The allegations by Jean-Marie Bigard have caused consternation in France because the comedian - who specialises in foul-mouthed, scatological and sexist humour - is a close friend of President Nicolas Sarkozy.
On a radio show last Friday, the comedian interrupted a discussion on American politics, to say that it was "absolutely sure and certain" that the US government had stage-managed the 9/1l attacks in which 2, 896 people died.
"The two planes which crashed in a forest and on the Pentagon never existed. There never were any planes. It's an absolutely enormous lie," M. Bigard said.
"It was an American missile which hit the Pentagon. That's now been proved. It was a programmed demolition."
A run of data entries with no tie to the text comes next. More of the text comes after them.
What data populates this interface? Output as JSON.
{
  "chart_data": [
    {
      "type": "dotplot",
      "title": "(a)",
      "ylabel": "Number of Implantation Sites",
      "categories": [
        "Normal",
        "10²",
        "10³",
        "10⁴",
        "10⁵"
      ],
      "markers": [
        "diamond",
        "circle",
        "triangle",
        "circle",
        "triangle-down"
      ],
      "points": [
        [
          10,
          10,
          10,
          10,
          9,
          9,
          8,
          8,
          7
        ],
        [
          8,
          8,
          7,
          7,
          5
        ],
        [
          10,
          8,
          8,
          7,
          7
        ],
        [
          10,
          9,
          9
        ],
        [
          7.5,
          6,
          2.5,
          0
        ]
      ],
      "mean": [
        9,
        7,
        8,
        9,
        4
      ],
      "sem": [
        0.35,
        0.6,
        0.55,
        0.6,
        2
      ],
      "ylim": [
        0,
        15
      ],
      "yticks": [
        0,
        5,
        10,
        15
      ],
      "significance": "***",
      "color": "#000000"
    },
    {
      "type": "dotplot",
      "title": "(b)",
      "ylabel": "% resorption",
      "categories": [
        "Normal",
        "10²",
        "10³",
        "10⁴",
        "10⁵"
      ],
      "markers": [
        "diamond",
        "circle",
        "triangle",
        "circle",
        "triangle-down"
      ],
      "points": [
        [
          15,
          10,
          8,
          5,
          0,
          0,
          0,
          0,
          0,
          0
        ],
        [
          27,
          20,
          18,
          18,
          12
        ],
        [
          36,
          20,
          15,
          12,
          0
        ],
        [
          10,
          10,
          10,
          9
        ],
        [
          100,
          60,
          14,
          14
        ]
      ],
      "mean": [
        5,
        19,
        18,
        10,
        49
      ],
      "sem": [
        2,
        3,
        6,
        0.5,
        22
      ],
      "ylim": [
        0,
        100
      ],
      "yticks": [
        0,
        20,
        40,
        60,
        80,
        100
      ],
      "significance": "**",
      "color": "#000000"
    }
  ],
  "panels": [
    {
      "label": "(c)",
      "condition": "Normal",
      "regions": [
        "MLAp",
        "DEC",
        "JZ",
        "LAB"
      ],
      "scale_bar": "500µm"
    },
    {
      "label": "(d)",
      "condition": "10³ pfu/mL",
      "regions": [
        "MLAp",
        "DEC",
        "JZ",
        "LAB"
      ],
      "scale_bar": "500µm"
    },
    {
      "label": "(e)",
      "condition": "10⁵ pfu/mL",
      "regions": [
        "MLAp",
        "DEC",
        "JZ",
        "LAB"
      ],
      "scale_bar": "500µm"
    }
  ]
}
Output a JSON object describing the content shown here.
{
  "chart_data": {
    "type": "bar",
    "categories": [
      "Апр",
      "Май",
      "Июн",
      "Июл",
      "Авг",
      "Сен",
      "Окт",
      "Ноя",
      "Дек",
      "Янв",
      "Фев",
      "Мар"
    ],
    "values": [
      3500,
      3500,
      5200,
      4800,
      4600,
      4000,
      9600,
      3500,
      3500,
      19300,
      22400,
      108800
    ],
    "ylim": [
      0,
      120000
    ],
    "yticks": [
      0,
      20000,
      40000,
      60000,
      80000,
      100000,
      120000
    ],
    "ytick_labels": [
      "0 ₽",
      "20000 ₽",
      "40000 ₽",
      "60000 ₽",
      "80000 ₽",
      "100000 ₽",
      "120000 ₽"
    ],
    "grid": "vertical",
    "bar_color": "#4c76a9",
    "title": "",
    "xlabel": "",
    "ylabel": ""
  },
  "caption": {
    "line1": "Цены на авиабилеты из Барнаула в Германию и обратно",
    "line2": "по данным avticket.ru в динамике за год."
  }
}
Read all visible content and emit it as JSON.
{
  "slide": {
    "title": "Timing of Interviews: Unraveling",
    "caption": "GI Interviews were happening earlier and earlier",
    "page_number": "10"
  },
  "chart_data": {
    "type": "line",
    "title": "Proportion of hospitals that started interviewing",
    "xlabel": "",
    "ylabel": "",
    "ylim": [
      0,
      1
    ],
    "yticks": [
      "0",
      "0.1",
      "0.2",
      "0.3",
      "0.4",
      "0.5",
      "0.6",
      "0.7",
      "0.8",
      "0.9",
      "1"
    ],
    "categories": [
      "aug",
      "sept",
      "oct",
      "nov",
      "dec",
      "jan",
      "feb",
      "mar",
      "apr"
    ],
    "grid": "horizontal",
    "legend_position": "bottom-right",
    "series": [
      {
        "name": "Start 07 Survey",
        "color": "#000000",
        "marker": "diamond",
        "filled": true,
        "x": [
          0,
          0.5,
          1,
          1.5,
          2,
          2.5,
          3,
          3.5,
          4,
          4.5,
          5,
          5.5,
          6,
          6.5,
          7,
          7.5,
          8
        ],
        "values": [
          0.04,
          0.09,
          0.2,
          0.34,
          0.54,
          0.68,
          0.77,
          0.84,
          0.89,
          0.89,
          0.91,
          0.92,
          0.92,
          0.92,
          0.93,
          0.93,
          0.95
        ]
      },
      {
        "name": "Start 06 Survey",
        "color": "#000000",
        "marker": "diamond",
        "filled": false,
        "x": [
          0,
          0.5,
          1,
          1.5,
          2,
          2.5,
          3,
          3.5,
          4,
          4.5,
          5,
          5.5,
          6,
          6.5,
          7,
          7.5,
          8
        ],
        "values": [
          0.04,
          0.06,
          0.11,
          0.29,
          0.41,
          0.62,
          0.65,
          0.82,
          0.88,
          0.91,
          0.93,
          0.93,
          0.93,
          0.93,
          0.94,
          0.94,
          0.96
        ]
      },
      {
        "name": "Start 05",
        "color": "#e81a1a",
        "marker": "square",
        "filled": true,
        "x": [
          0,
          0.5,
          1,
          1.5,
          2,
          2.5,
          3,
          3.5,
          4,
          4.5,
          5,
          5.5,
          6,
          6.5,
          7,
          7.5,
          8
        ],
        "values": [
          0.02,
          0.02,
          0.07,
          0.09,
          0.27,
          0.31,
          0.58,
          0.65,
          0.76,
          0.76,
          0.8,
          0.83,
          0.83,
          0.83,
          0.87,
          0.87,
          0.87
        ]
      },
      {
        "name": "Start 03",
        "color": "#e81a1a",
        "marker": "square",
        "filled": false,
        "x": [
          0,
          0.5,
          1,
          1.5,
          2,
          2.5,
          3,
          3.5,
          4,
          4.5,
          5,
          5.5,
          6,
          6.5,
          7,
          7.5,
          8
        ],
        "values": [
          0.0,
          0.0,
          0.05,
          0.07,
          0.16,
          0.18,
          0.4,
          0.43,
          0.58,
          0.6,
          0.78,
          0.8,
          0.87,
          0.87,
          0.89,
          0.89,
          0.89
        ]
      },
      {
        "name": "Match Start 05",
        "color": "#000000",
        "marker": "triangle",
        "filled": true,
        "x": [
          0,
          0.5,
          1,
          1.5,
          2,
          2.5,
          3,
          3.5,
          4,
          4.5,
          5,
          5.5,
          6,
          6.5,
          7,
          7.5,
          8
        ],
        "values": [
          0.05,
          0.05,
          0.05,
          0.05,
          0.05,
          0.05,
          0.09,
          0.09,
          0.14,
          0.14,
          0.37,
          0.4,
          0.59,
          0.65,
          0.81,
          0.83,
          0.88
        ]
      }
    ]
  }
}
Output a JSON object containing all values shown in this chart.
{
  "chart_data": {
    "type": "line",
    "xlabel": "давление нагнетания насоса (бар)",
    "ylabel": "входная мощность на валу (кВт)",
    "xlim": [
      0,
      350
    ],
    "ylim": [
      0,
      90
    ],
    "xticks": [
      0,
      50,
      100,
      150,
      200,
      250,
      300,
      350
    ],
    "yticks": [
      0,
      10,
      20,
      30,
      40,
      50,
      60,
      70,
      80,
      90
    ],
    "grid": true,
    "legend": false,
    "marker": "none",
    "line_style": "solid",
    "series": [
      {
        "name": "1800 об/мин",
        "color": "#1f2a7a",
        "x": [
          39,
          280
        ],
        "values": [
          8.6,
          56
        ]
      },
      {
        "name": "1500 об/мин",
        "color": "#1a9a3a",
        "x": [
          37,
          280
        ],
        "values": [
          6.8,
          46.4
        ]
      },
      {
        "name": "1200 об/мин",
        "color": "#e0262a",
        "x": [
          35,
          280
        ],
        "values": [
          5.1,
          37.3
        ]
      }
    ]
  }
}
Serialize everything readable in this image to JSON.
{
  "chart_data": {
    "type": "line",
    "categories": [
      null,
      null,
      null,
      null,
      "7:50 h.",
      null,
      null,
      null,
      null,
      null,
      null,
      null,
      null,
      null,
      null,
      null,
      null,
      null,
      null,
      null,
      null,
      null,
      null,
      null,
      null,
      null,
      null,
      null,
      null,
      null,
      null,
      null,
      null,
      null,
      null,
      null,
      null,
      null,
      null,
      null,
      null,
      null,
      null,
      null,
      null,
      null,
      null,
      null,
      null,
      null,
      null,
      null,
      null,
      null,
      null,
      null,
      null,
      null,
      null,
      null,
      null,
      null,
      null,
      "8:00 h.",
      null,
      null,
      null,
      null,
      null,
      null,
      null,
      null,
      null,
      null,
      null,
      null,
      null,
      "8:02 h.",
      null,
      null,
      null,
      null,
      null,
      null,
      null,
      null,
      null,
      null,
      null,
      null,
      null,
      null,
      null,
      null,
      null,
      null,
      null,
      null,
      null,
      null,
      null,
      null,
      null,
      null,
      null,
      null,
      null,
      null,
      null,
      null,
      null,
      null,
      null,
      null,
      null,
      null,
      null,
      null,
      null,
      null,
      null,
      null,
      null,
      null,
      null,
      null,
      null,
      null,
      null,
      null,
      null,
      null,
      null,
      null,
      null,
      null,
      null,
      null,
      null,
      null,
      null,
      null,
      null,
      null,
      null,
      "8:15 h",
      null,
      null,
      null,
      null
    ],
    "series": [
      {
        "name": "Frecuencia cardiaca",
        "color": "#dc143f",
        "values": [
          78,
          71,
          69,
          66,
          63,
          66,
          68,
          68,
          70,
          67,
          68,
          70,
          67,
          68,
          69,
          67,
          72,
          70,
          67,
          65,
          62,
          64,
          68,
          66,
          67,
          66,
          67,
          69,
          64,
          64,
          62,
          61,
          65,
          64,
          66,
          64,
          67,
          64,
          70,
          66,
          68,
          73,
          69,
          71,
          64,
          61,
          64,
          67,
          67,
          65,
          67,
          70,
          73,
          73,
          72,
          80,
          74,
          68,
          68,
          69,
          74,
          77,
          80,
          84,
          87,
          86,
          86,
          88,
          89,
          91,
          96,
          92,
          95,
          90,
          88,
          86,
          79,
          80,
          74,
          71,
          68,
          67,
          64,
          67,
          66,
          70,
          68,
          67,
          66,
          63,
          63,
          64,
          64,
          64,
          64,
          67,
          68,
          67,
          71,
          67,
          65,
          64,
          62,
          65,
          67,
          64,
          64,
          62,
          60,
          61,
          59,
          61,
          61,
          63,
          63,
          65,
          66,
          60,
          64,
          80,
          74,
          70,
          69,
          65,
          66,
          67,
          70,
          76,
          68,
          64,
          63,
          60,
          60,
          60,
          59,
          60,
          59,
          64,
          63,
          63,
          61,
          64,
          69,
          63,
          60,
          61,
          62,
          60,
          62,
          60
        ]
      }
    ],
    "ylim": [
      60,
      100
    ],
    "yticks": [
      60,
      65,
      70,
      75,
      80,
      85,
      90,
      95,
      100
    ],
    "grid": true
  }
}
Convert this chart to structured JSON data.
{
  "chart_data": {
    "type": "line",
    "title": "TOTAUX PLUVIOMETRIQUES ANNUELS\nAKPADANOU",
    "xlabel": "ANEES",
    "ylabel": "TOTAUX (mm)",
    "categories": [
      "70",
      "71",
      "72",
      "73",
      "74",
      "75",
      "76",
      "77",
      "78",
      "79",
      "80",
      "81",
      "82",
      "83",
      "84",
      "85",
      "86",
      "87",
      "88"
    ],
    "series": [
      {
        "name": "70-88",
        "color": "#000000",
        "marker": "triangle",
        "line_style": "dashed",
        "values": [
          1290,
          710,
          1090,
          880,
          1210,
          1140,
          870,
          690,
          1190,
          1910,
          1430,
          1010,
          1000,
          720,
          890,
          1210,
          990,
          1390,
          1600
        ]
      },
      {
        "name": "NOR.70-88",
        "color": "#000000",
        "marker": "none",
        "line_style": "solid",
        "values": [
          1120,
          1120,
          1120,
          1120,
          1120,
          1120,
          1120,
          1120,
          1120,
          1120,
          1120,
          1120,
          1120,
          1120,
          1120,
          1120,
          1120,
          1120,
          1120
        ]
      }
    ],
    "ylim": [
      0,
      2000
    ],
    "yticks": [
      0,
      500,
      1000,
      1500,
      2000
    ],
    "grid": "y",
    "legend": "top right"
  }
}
Asked by the presenter of the show on Europe 1 radio where he found his information, M. Bigard replied "the internet".
In a statement to Agence France-Presse yesterday, M. Bigard said that he wanted to "apologise to everyone".
"I will never speak again about the events of 11 September," he said. "I will never express any more doubts."
He stopped short, however, of saying that he accepted that his comments were untrue.
The comedian's remarks are said to have caused embarrassment at the Elysee Palace. President Nicolas Sarkozy has gone out of his way to present himself as an Americophile politician and to distance himself from the gut anti-Americanism of a minority of the French Left and Right.
M. Bigard, unknown abroad but capable of filling large concert halls in France, is part of M. Sarkozy's large coterie of show-business friends. There was astonishment last December when the comedian - a kind of French Bernard Manning but a devout Catholic - accompanied M. Sarkozy on an official visit to Pope Benedict in Rome.
Conspiracy theories about 9/1l remain popular among a fringe of French people. They were first publicised in 2002 by a French author, Thierry Meyssan, in a book which was widely rubbished by the mainstream French press.
Comments by the actress Marion Cotillard, giving credence to the conspiracy theories, caused fury in the United States in January. The comments, made by Mme Cotillard several years ago, were unearthed after she won an Oscar for the Edith Piaf bio-pic, "Vie en Rose".
A Canadian conspiracy movie about 9/11, "Loose Change", has attracted more than 100,000 viewers on the French internet video site "Dailymotion" in recent weeks. The highly selective evidence presented in the movie appears to have been the basis of the remarks by M. Bigard.